Hereinafter, the separation signal y1i for a predetermined time length acquired here is referred
to as one frame of separation signal y1i.
[0023]
Next, for each of the first output channels Op1i, frequency analysis calculation (automatic
calculation) is performed on the separation signal y1i for each frame obtained in step S2 by the
frequency analysis unit 24 to obtain the separation signal y1i The feature quantities of the
frequency are calculated (S3, S4). More specifically, first, window function processing is
performed on each of the separated signals y1i acquired in step S2 (S3), and FFT analysis
calculation is performed on the separated signals multiplied by the window function (S4) .

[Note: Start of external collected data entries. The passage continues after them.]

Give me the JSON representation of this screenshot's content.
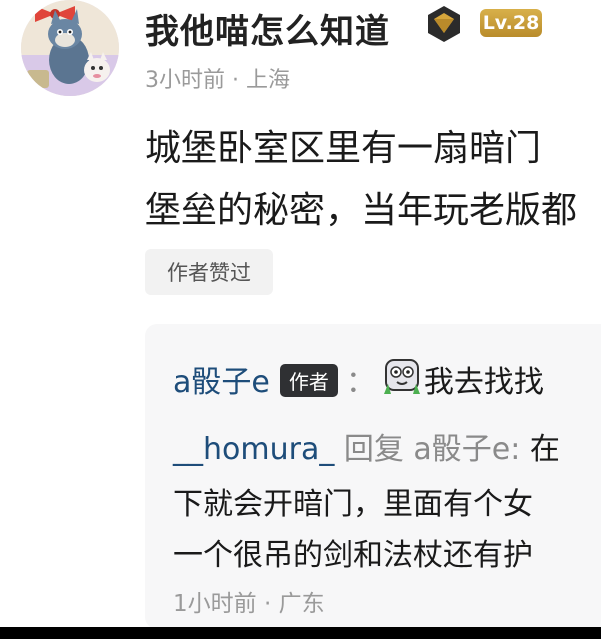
{
  "post": {
    "username": "我他喵怎么知道",
    "badge_icon": "gold-gem-icon",
    "level": "Lv.28",
    "time": "3小时前",
    "separator": "·",
    "location": "上海",
    "content_line1": "城堡卧室区里有一扇暗门",
    "content_line2": "堡垒的秘密，当年玩老版都",
    "author_liked": "作者赞过"
  },
  "reply_thread": {
    "reply1_name": "a骰子e",
    "reply1_author_tag": "作者",
    "reply1_colon": "：",
    "reply1_sticker": "sticker-face-icon",
    "reply1_text": "我去找找",
    "reply2_name": "__homura_",
    "reply2_reply_word": "回复",
    "reply2_target": "a骰子e:",
    "reply2_text_start": "在",
    "reply2_line2": "下就会开暗门，里面有个女",
    "reply2_line3": "一个很吊的剑和法杖还有护",
    "reply2_time": "1小时前",
    "reply2_separator": "·",
    "reply2_location": "广东"
  }
}
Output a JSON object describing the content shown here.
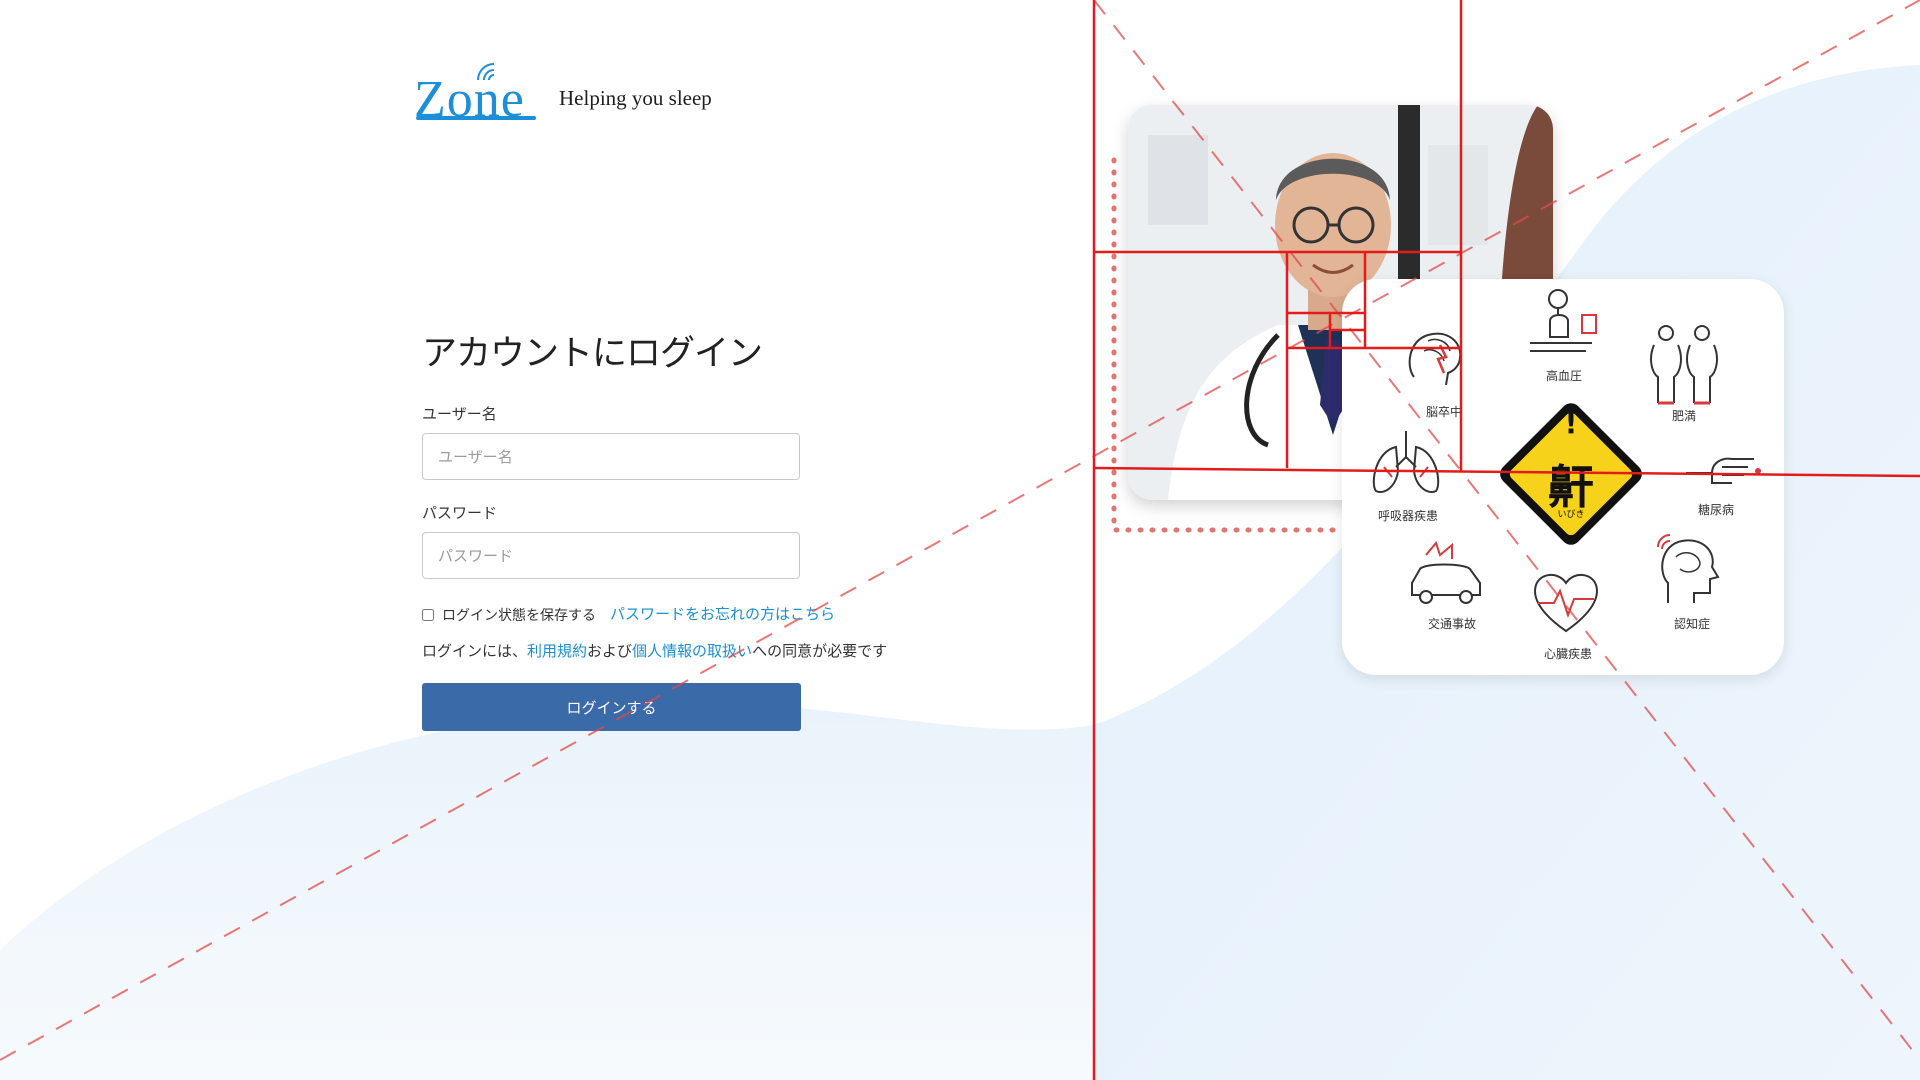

Furthermore, based on the power spectrum of each of the separated signals y1i for one frame
obtained by the FFT analysis calculation, the peak frequency in the power spectrum is derived as
the feature amount of each of the separated signals y1i (S4). Here, as the peak frequency in the
power spectrum, for example, among the frequencies indicating the peak of the power, one
having the largest peak value, one having the peak value falling within the predetermined order
from the largest peak value, etc. can be considered. . Moreover, as frequency analysis calculation,
other than FFT (Fast Fourier Transform: Fast Fourier Transform) analysis calculation, analysis
calculation based on self-regressive MEM (Maximum Entropy Method), AR (Auto Regression:
Auto Regressive) model It is possible to adopt a well-known method of frequency analysis
calculation such as analysis calculation based on. In addition to the peak frequency in the power
spectrum, the distribution range of the power spectrum (for example, the range of the frequency
having a power of a predetermined level or more) or the like can be considered as the feature of
the separated signal y1i.
[0024]
Next, it is judged by the frequency analysis unit 24 whether or not the feature quantity is stored
10-04-2019
15
(stored) in the data storage unit 25 based on the separated signal y1i for the past m frames (S5).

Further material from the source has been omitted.